State medical boards have varying reporting requirements. Some state boards require both the amount paid by the individual provider and the global settlement amount – if known – while other state boards require only the amount paid on behalf of the provider.
Conflicts over allocations are not common, Dr. Segal said. More frequent are disputes among physicians and insurers over the potential settling of a claim. Such conflicts underscore the importance of paying close attention to contract language when signing with an insurer, Dr. Segal said.
Whether the contract includes a consent to settle clause, for example, can markedly change the case outcome. The clause means the insurer must have the doctor’s approval to settle the case. Absent the clause, insurers generally have authority to settle all claims arising under the policy.
Other contracts may include a “hammer clause,” Dr. Segal notes. This gives doctors the ultimate vote on settling, but it stipulates that if the physician refuses a settlement offer and opts for trial, the doctor is responsible for any surplus award, should the doctor lose.
In Dr. Minkina’s case, the doctor’s contract allowed ProMutual to settle without her consent, but the contract was silent on allocations.

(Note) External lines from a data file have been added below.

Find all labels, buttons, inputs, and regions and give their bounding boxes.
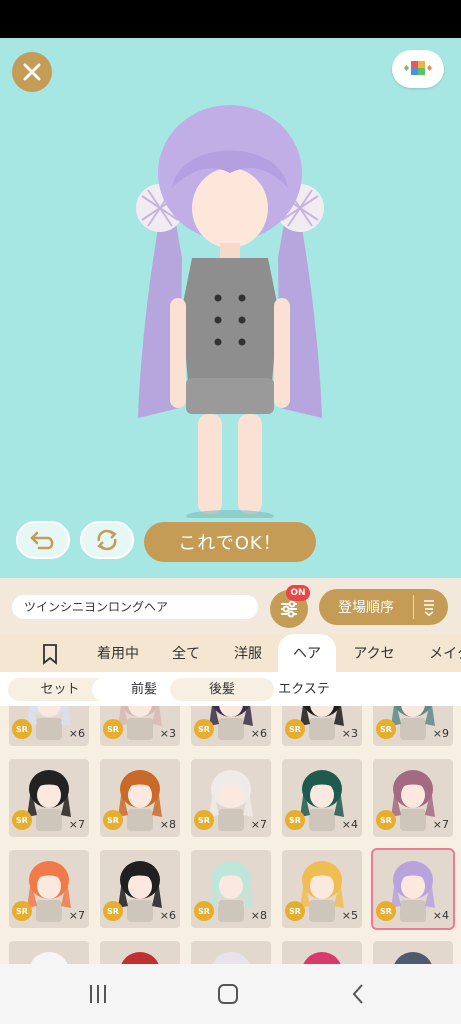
hair-item-card[interactable]: SR ×4 — [371, 848, 455, 930]
hair-item-card[interactable]: SR ×7 — [373, 759, 453, 837]
rarity-badge: SR — [103, 810, 123, 830]
sort-order-label: 登場順序 — [338, 600, 394, 616]
hair-item-card[interactable]: SR — [373, 941, 453, 964]
color-palette-button[interactable] — [392, 50, 444, 88]
refresh-icon — [97, 529, 117, 551]
hair-item-card[interactable]: SR ×8 — [191, 850, 271, 928]
hair-preview-icon — [212, 952, 250, 964]
close-button[interactable] — [12, 52, 52, 92]
rarity-badge: SR — [12, 810, 32, 830]
item-count: ×3 — [159, 727, 176, 740]
item-count: ×8 — [159, 818, 176, 831]
rarity-badge: SR — [376, 901, 396, 921]
item-count: ×4 — [341, 818, 358, 831]
hair-item-card[interactable]: SR ×3 — [282, 706, 362, 746]
item-count: ×7 — [432, 818, 449, 831]
tab-hair[interactable]: ヘア — [278, 634, 336, 672]
hair-item-card[interactable]: SR ×4 — [282, 759, 362, 837]
back-icon — [352, 984, 363, 1004]
close-icon — [23, 63, 41, 81]
filter-on-badge: ON — [286, 585, 310, 601]
item-name-label: ツインシニヨンロングヘア — [12, 595, 258, 619]
rarity-badge: SR — [194, 719, 214, 739]
tab-makeup[interactable]: メイク — [420, 634, 461, 672]
hair-item-card[interactable]: SR ×9 — [373, 706, 453, 746]
rarity-badge: SR — [376, 719, 396, 739]
hair-item-card[interactable]: SR ×6 — [100, 850, 180, 928]
hair-item-card[interactable]: SR ×7 — [9, 850, 89, 928]
system-nav-bar — [0, 964, 461, 1024]
hair-preview-icon — [30, 952, 68, 964]
hair-item-card[interactable]: SR ×8 — [100, 759, 180, 837]
hair-item-card[interactable]: SR — [9, 941, 89, 964]
hair-item-card[interactable]: SR ×7 — [191, 759, 271, 837]
item-info-bar: ツインシニヨンロングヘア ON 登場順序 — [0, 578, 461, 634]
rarity-badge: SR — [103, 901, 123, 921]
back-button[interactable] — [338, 978, 378, 1010]
category-tabs: 着用中 全て 洋服 ヘア アクセ メイク — [0, 634, 461, 672]
item-count: ×6 — [68, 727, 85, 740]
item-count: ×8 — [250, 909, 267, 922]
tab-bookmark[interactable] — [30, 634, 70, 672]
undo-button[interactable] — [16, 521, 70, 559]
rarity-badge: SR — [194, 810, 214, 830]
item-count: ×9 — [432, 727, 449, 740]
rarity-badge: SR — [285, 719, 305, 739]
hair-preview-icon — [303, 952, 341, 964]
avatar-stage: これでOK！ — [0, 38, 461, 578]
sliders-icon — [281, 600, 297, 618]
hair-item-card[interactable]: SR ×6 — [9, 706, 89, 746]
hair-subtabs: セット 前髪 後髪 エクステ — [0, 672, 461, 706]
hair-item-card[interactable]: SR — [282, 941, 362, 964]
item-count: ×7 — [250, 818, 267, 831]
hair-item-card[interactable]: SR — [100, 941, 180, 964]
item-count: ×7 — [68, 818, 85, 831]
hair-item-card[interactable]: SR ×6 — [191, 706, 271, 746]
recent-apps-icon — [90, 985, 106, 1003]
rarity-badge: SR — [194, 901, 214, 921]
tab-all[interactable]: 全て — [160, 634, 212, 672]
rarity-badge: SR — [285, 901, 305, 921]
tab-accessories[interactable]: アクセ — [344, 634, 404, 672]
undo-icon — [30, 531, 54, 550]
item-count: ×6 — [159, 909, 176, 922]
sort-order-button[interactable]: 登場順序 — [319, 589, 448, 625]
item-count: ×6 — [250, 727, 267, 740]
recent-apps-button[interactable] — [78, 978, 118, 1010]
bookmark-icon — [43, 644, 57, 665]
home-icon — [218, 984, 238, 1004]
tab-wearing[interactable]: 着用中 — [88, 634, 148, 672]
color-palette-icon — [404, 61, 432, 75]
hair-item-card[interactable]: SR ×7 — [9, 759, 89, 837]
subtab-extensions[interactable]: エクステ — [252, 678, 356, 701]
status-bar — [0, 0, 461, 38]
rarity-badge: SR — [103, 719, 123, 739]
item-count: ×7 — [68, 909, 85, 922]
item-grid: SR ×6 SR ×3 SR ×6 SR ×3 SR ×9 SR ×7 SR ×8 SR ×7 SR ×4 SR ×7… — [0, 706, 461, 964]
tab-clothes[interactable]: 洋服 — [222, 634, 274, 672]
hair-preview-icon — [121, 952, 159, 964]
rarity-badge: SR — [285, 810, 305, 830]
item-count: ×3 — [341, 727, 358, 740]
sort-direction-icon — [424, 600, 434, 616]
rarity-badge: SR — [12, 719, 32, 739]
confirm-ok-button[interactable]: これでOK！ — [144, 522, 316, 562]
hair-item-card[interactable]: SR — [191, 941, 271, 964]
item-count: ×4 — [432, 909, 449, 922]
rarity-badge: SR — [376, 810, 396, 830]
avatar-character — [136, 105, 324, 518]
hair-item-card[interactable]: SR ×3 — [100, 706, 180, 746]
hair-preview-icon — [394, 952, 432, 964]
item-count: ×5 — [341, 909, 358, 922]
home-button[interactable] — [208, 978, 248, 1010]
rarity-badge: SR — [12, 901, 32, 921]
hair-item-card[interactable]: SR ×5 — [282, 850, 362, 928]
reset-button[interactable] — [80, 521, 134, 559]
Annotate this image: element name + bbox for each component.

Dr. Segal and Mr. Moore both said the odds of Dr. Minkina prevailing are fairly low. In another case, a South Carolina doctor similarly sued the South Carolina Medical Malpractice Liability Joint Underwriting Association over an allocation of liability following a settlement. The doctor claimed he should not be assigned any portion of the $500,000 settlement, and he sued after his insurer assigned him one-seventh liability.

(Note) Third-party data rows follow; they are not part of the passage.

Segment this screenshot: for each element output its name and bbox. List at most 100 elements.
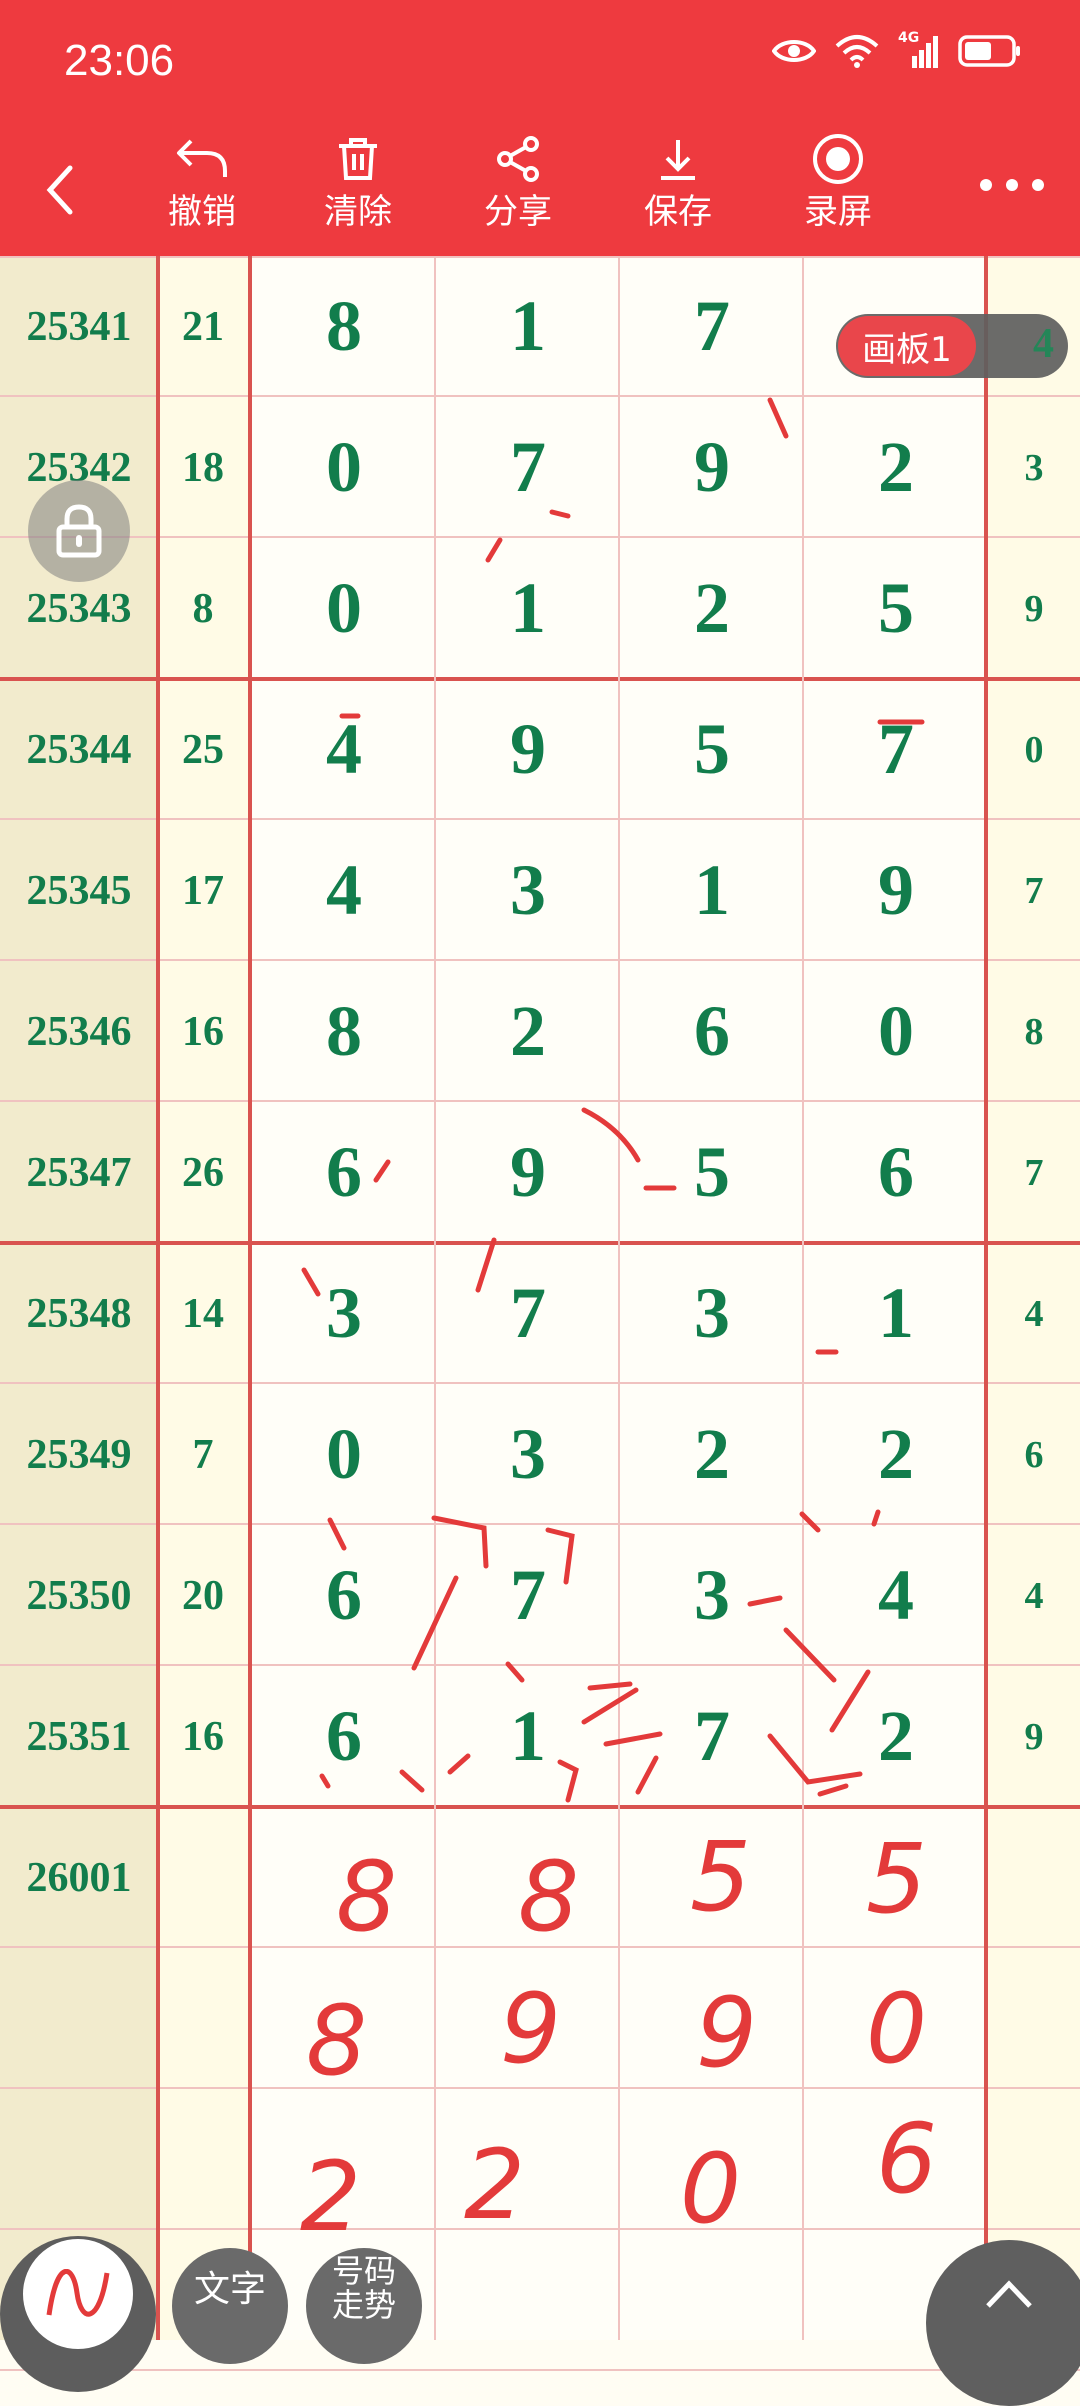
scroll-up-button[interactable] <box>926 2240 1080 2406</box>
board-selector[interactable]: 画板1 4 <box>836 314 1068 378</box>
digit-cell <box>436 2089 620 2230</box>
number-trend-button[interactable]: 号码走势 <box>306 2248 422 2364</box>
extra-cell: 9 <box>1024 587 1044 630</box>
sum-cell: 20 <box>182 1572 224 1619</box>
battery-icon <box>958 35 1020 67</box>
save-label: 保存 <box>644 192 712 232</box>
table-row: 25344 25 4 9 5 7 0 <box>0 679 1080 820</box>
wave-icon <box>46 2269 110 2317</box>
undo-label: 撤销 <box>168 192 236 232</box>
table-row: 26001 <box>0 1807 1080 1948</box>
period-cell: 25345 <box>26 867 132 914</box>
digit-cell <box>252 2089 436 2230</box>
share-label: 分享 <box>484 192 552 232</box>
extra-cell: 7 <box>1024 1151 1044 1194</box>
sum-cell: 16 <box>182 1713 224 1760</box>
digit-cell <box>436 2230 620 2371</box>
digit-cell <box>436 1948 620 2089</box>
sum-cell: 26 <box>182 1149 224 1196</box>
record-icon <box>813 134 863 184</box>
table-row: 25348 14 3 7 3 1 4 <box>0 1243 1080 1384</box>
extra-cell: 7 <box>1024 869 1044 912</box>
wifi-icon <box>835 35 879 68</box>
clear-label: 清除 <box>324 192 392 232</box>
digit-cell: 0 <box>326 568 362 648</box>
digit-cell: 2 <box>510 991 546 1071</box>
digit-cell <box>620 1807 804 1948</box>
pen-tool-button[interactable] <box>0 2236 156 2392</box>
digit-cell: 1 <box>510 1696 546 1776</box>
status-time: 23:06 <box>64 36 175 85</box>
sum-cell: 21 <box>182 303 224 350</box>
table-row: 25350 20 6 7 3 4 4 <box>0 1525 1080 1666</box>
period-cell: 25346 <box>26 1008 132 1055</box>
extra-cell: 6 <box>1024 1433 1044 1476</box>
extra-cell: 4 <box>1024 1292 1044 1335</box>
extra-cell <box>988 1807 1080 1948</box>
board-label[interactable]: 画板1 <box>838 316 976 376</box>
number-trend-label: 号码走势 <box>331 2252 396 2324</box>
period-cell <box>0 1948 158 2089</box>
record-button[interactable]: 录屏 <box>783 130 893 232</box>
more-dots-icon[interactable] <box>980 170 1050 200</box>
digit-cell: 7 <box>694 286 730 366</box>
digit-cell: 2 <box>878 1696 914 1776</box>
status-icons: 4G <box>772 30 1022 68</box>
table-row: 25345 17 4 3 1 9 7 <box>0 820 1080 961</box>
digit-cell: 2 <box>878 1414 914 1494</box>
digit-cell: 3 <box>694 1273 730 1353</box>
share-button[interactable]: 分享 <box>463 130 573 232</box>
sum-cell: 16 <box>182 1008 224 1055</box>
digit-cell: 4 <box>878 1555 914 1635</box>
table-row <box>0 2230 1080 2371</box>
digit-cell <box>804 1948 988 2089</box>
table-row: 25351 16 6 1 7 2 9 <box>0 1666 1080 1807</box>
digit-cell: 6 <box>878 1132 914 1212</box>
digit-cell <box>252 1807 436 1948</box>
period-cell <box>0 2089 158 2230</box>
period-cell: 25349 <box>26 1431 132 1478</box>
table-row: 25342 18 0 7 9 2 3 <box>0 397 1080 538</box>
digit-cell: 1 <box>878 1273 914 1353</box>
digit-cell: 9 <box>510 1132 546 1212</box>
digit-cell <box>620 2230 804 2371</box>
digit-cell: 6 <box>326 1696 362 1776</box>
back-chevron-icon[interactable] <box>40 160 80 220</box>
extra-cell: 0 <box>1024 728 1044 771</box>
digit-cell: 0 <box>326 427 362 507</box>
undo-button[interactable]: 撤销 <box>147 130 257 232</box>
sum-cell: 17 <box>182 867 224 914</box>
table-row: 25346 16 8 2 6 0 8 <box>0 961 1080 1102</box>
digit-cell: 6 <box>694 991 730 1071</box>
digit-cell: 1 <box>694 850 730 930</box>
digit-cell: 5 <box>694 1132 730 1212</box>
digit-cell: 9 <box>878 850 914 930</box>
digit-cell: 3 <box>694 1555 730 1635</box>
lock-button[interactable] <box>28 480 130 582</box>
digit-cell: 3 <box>510 1414 546 1494</box>
period-cell: 25350 <box>26 1572 132 1619</box>
text-tool-button[interactable]: 文字 <box>172 2248 288 2364</box>
period-cell: 25344 <box>26 726 132 773</box>
undo-icon <box>177 139 227 177</box>
digit-cell: 8 <box>326 286 362 366</box>
digit-cell: 6 <box>326 1555 362 1635</box>
save-button[interactable]: 保存 <box>623 130 733 232</box>
extra-cell: 3 <box>1024 446 1044 489</box>
digit-cell: 3 <box>326 1273 362 1353</box>
app-header: 23:06 4G 撤销 清除 分享 保存 录屏 <box>0 0 1080 256</box>
clear-button[interactable]: 清除 <box>303 130 413 232</box>
digit-cell <box>436 1807 620 1948</box>
digit-cell: 9 <box>510 709 546 789</box>
digit-cell <box>804 2089 988 2230</box>
extra-cell: 4 <box>1024 1574 1044 1617</box>
board-peek-digit: 4 <box>1033 321 1054 367</box>
table-row: 25343 8 0 1 2 5 9 <box>0 538 1080 679</box>
lottery-grid: 25341 21 8 1 7 25342 18 0 7 9 2 3 25343 8 0 1 2 5 9 25344 25… <box>0 256 1080 2371</box>
extra-cell <box>988 2089 1080 2230</box>
sum-cell: 8 <box>192 585 214 632</box>
extra-cell <box>988 1948 1080 2089</box>
sum-cell: 7 <box>192 1431 214 1478</box>
digit-cell: 5 <box>694 709 730 789</box>
record-label: 录屏 <box>804 192 872 232</box>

A trial court found in his favor, ruling the insurer breached the covenant of good faith and fair dealing by failing to treat each physician equally when determining liability. The Supreme Court of South Carolina in 2001 overturned that decision, finding the evidence did not support a bad faith finding and that the insurer’s allocation decision was reasonable.
If the Massachusetts case ends in Dr. Minkina’s favor, it will be as a result of strong evidence that the insurer placed its interests ahead of the physician’s financial and other interests, Mr. Moore said.
“If that happens, I anticipate that insurers may revise their standard policy provisions to clarify and limit the extent to which physicians have the right to be involved in allocation decisions,” he said.